Les participants au groupe Reva ont également pu réaliser un test Levabag, en 2018. Le principe : enfouir dans le sol un petit sac en nylon contenant de la paille pendant quatre mois afin d’évaluer la dégradation de la matière organique. « L’intérêt de ce type d’analyses, dont le coût est d’une centaine d’euros par sachet, est d’obtenir des informations sur la dégradation de la matière organique et de les comparer dans le cadre d’un référentiel pour savoir où on se situe », précise Alexandre Hatet.

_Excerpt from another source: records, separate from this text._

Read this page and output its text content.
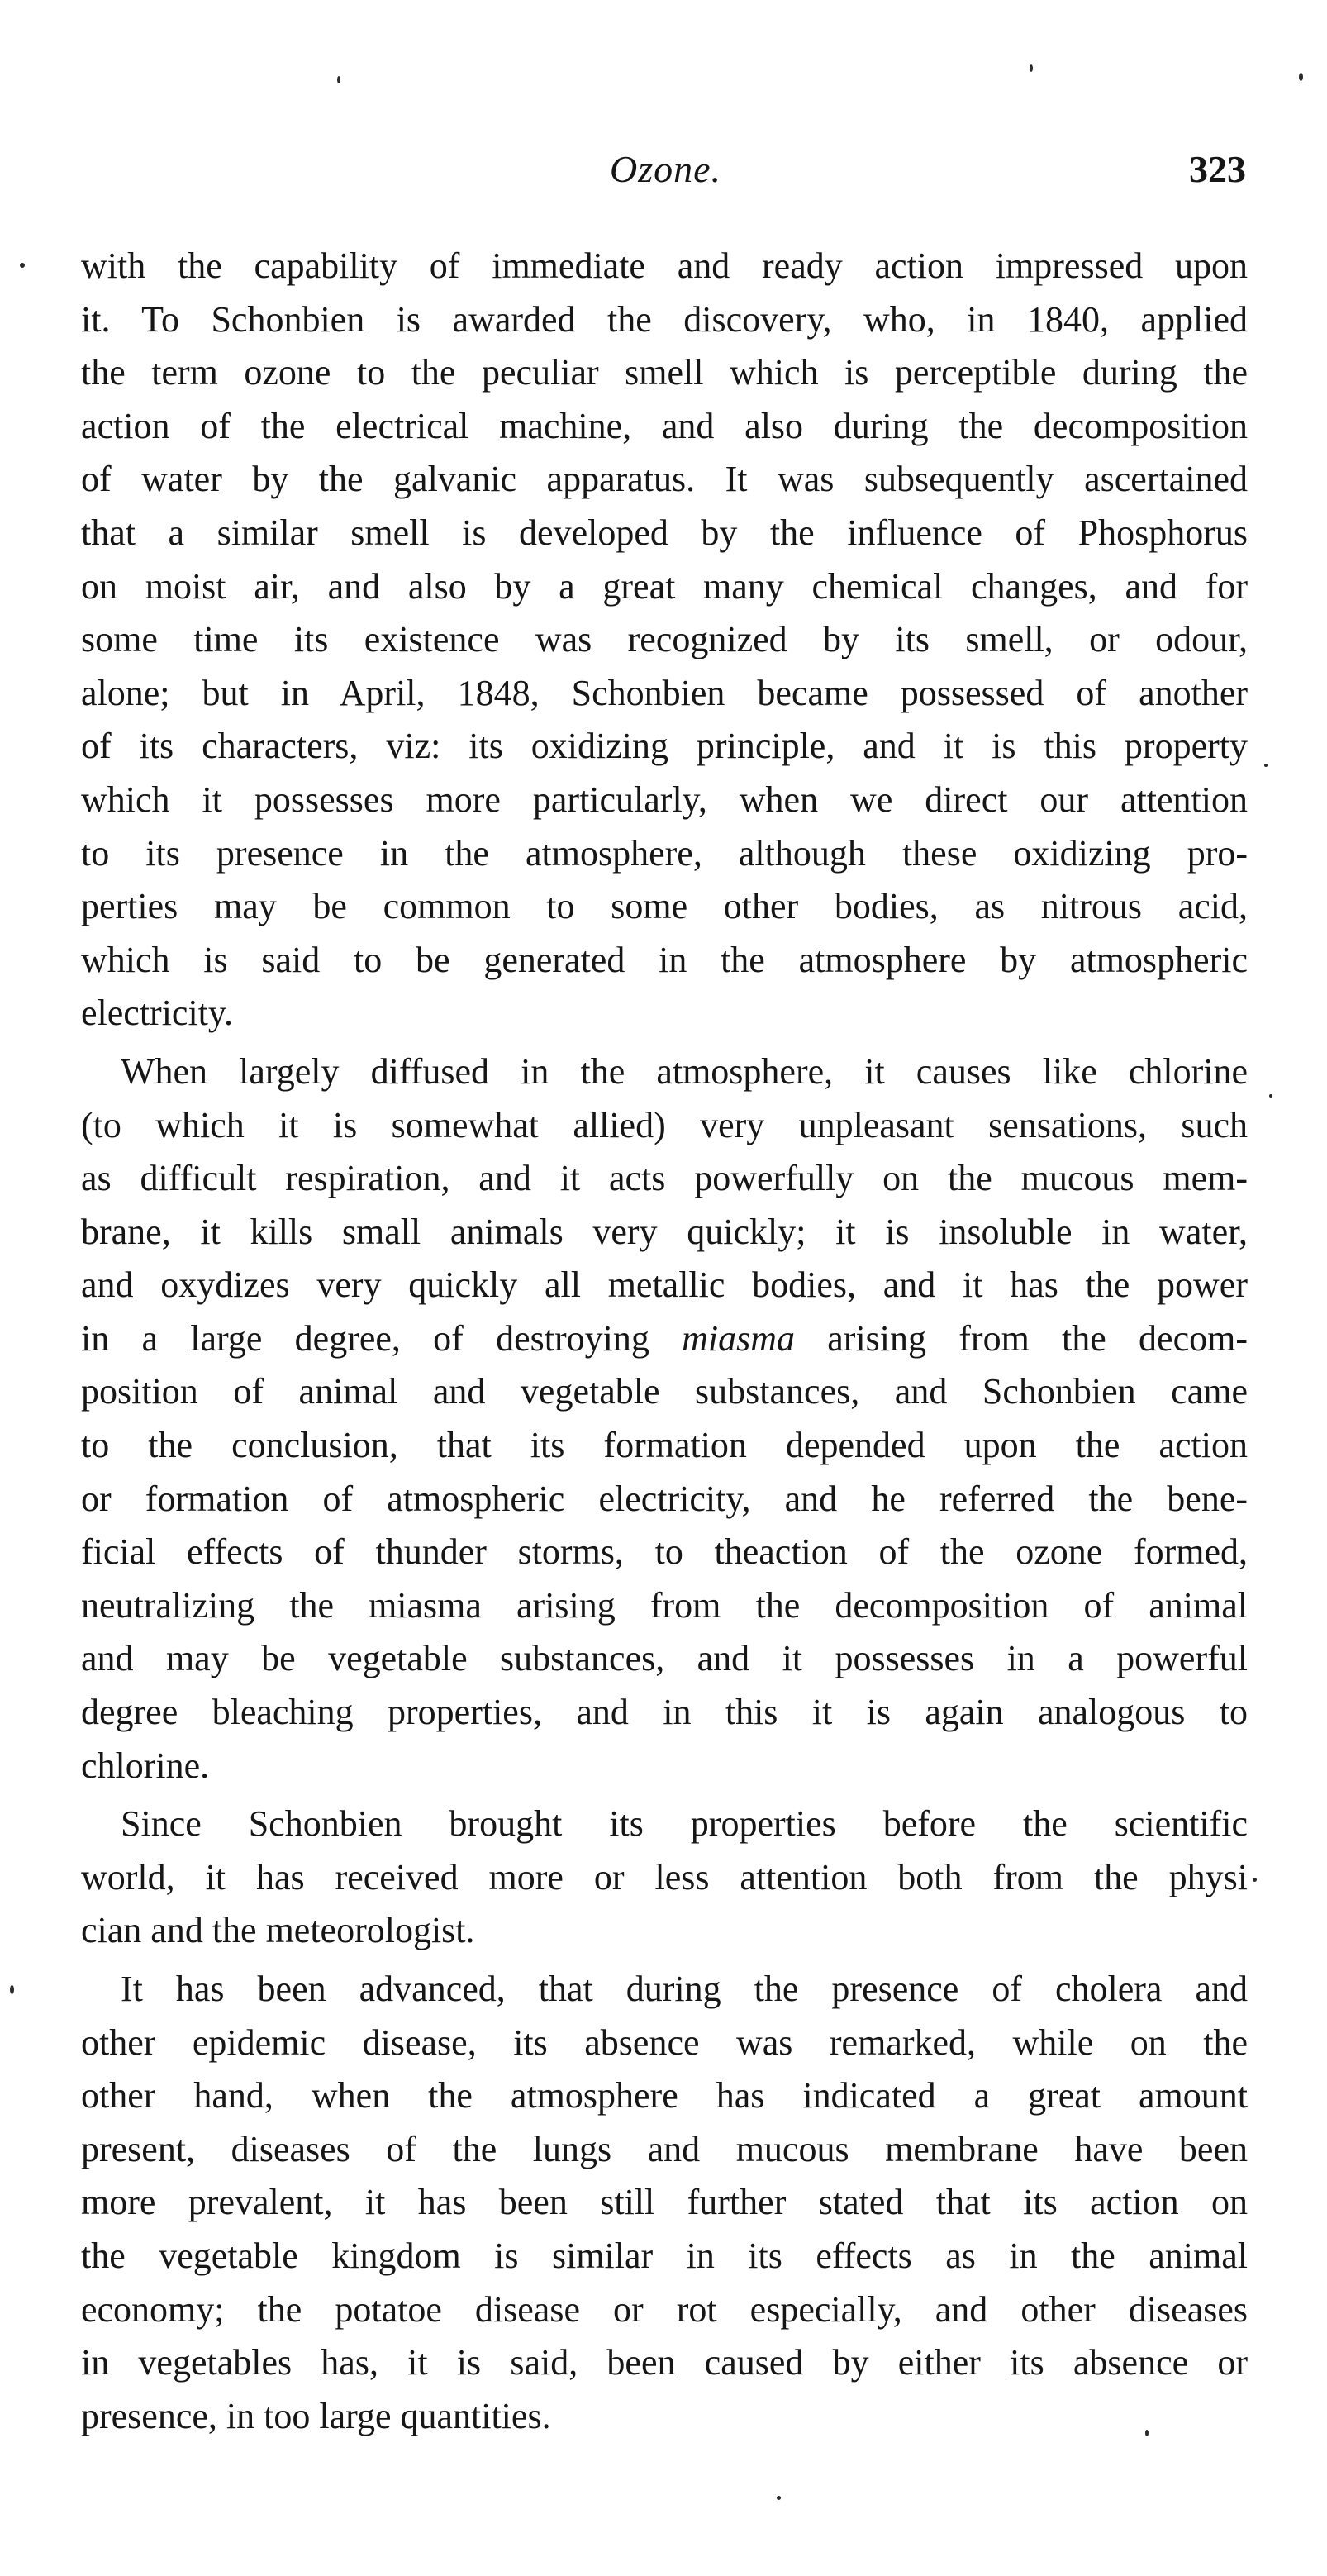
Ozone.	323

with the capability of immediate and ready action impressed upon
it. To Schonbien is awarded the discovery, who, in 1840, applied
the term ozone to the peculiar smell which is perceptible during the
action of the electrical machine, and also during the decomposition
of water by the galvanic apparatus. It was subsequently ascertained
that a similar smell is developed by the influence of Phosphorus
on moist air, and also by a great many chemical changes, and for
some time its existence was recognized by its smell, or odour,
alone; but in April, 1848, Schonbien became possessed of another
of its characters, viz: its oxidizing principle, and it is this property
which it possesses more particularly, when we direct our attention
to its presence in the atmosphere, although these oxidizing pro-
perties may be common to some other bodies, as nitrous acid,
which is said to be generated in the atmosphere by atmospheric
electricity.

When largely diffused in the atmosphere, it causes like chlorine
(to which it is somewhat allied) very unpleasant sensations, such
as difficult respiration, and it acts powerfully on the mucous mem-
brane, it kills small animals very quickly; it is insoluble in water,
and oxydizes very quickly all metallic bodies, and it has the power
in a large degree, of destroying miasma arising from the decom-
position of animal and vegetable substances, and Schonbien came
to the conclusion, that its formation depended upon the action
or formation of atmospheric electricity, and he referred the bene-
ficial effects of thunder storms, to theaction of the ozone formed,
neutralizing the miasma arising from the decomposition of animal
and may be vegetable substances, and it possesses in a powerful
degree bleaching properties, and in this it is again analogous to
chlorine.

Since Schonbien brought its properties before the scientific
world, it has received more or less attention both from the physi
cian and the meteorologist.

It has been advanced, that during the presence of cholera and
other epidemic disease, its absence was remarked, while on the
other hand, when the atmosphere has indicated a great amount
present, diseases of the lungs and mucous membrane have been
more prevalent, it has been still further stated that its action on
the vegetable kingdom is similar in its effects as in the animal
economy; the potatoe disease or rot especially, and other diseases
in vegetables has, it is said, been caused by either its absence or
presence, in too large quantities.
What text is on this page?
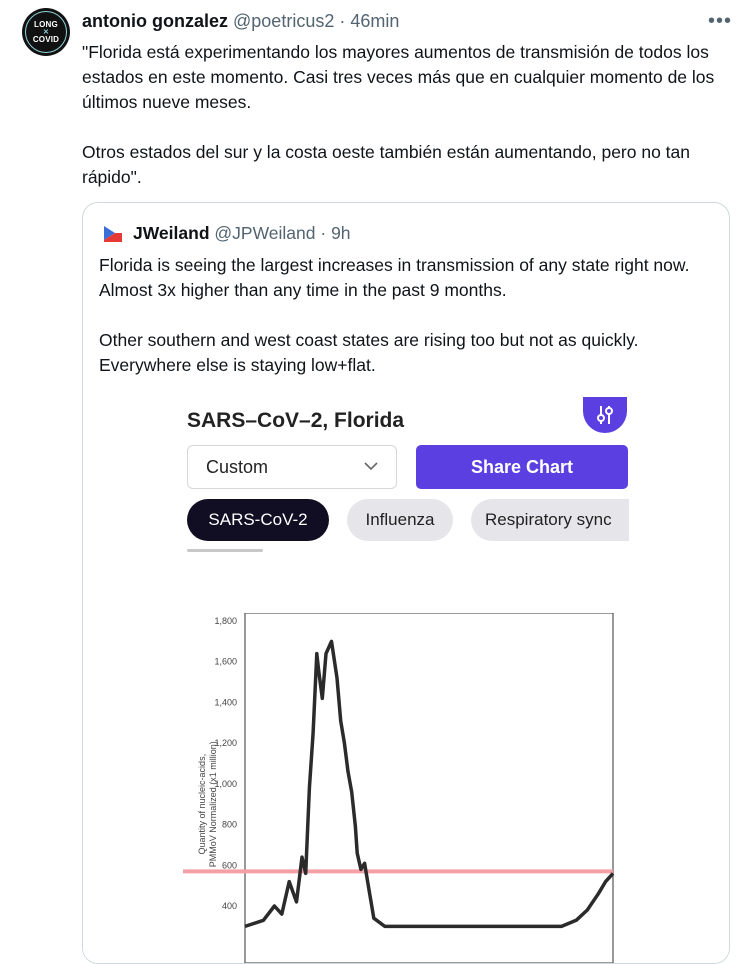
LONG
✕
COVID
antonio gonzalez @poetricus2 · 46min	•••

"Florida está experimentando los mayores aumentos de transmisión de todos los estados en este momento. Casi tres veces más que en cualquier momento de los últimos nueve meses.

Otros estados del sur y la costa oeste también están aumentando, pero no tan rápido".

JWeiland @JPWeiland · 9h

Florida is seeing the largest increases in transmission of any state right now. Almost 3x higher than any time in the past 9 months.

Other southern and west coast states are rising too but not as quickly. Everywhere else is staying low+flat.

SARS–CoV–2, Florida
Custom	Share Chart
SARS-CoV-2	Influenza	Respiratory sync
1,800
1,600
1,400
1,200
1,000
800
600
400
Quantity of nucleic-acids,PMMoV Normalized (x1 million)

Observation de la dégradation des cannes de maïs
« Dans le même esprit, j’observe de temps en temps dans le sol la dégradation des cannes de maïs », complète Bastien Bourge. L’agriculteur sarthois s’efforce de réaliser régulièrement des tests bêches, ou profils culturaux, en mettant à profit les connaissances acquises pour tenter d’appréhender l’impact de certaines nouvelles pratiques. « Avant, nous épandions surtout du lisier issu de notre élevage de porcs, souligne l’agriculteur. Mais aujourd’hui, avec notre nouvel atelier d’engraissement sur paille, nous apportons aussi du fumier. » La diversification de la litière des porcs en engraissement passe également par du miscanthus et des plaquettes forestières, en plus de la paille de céréales.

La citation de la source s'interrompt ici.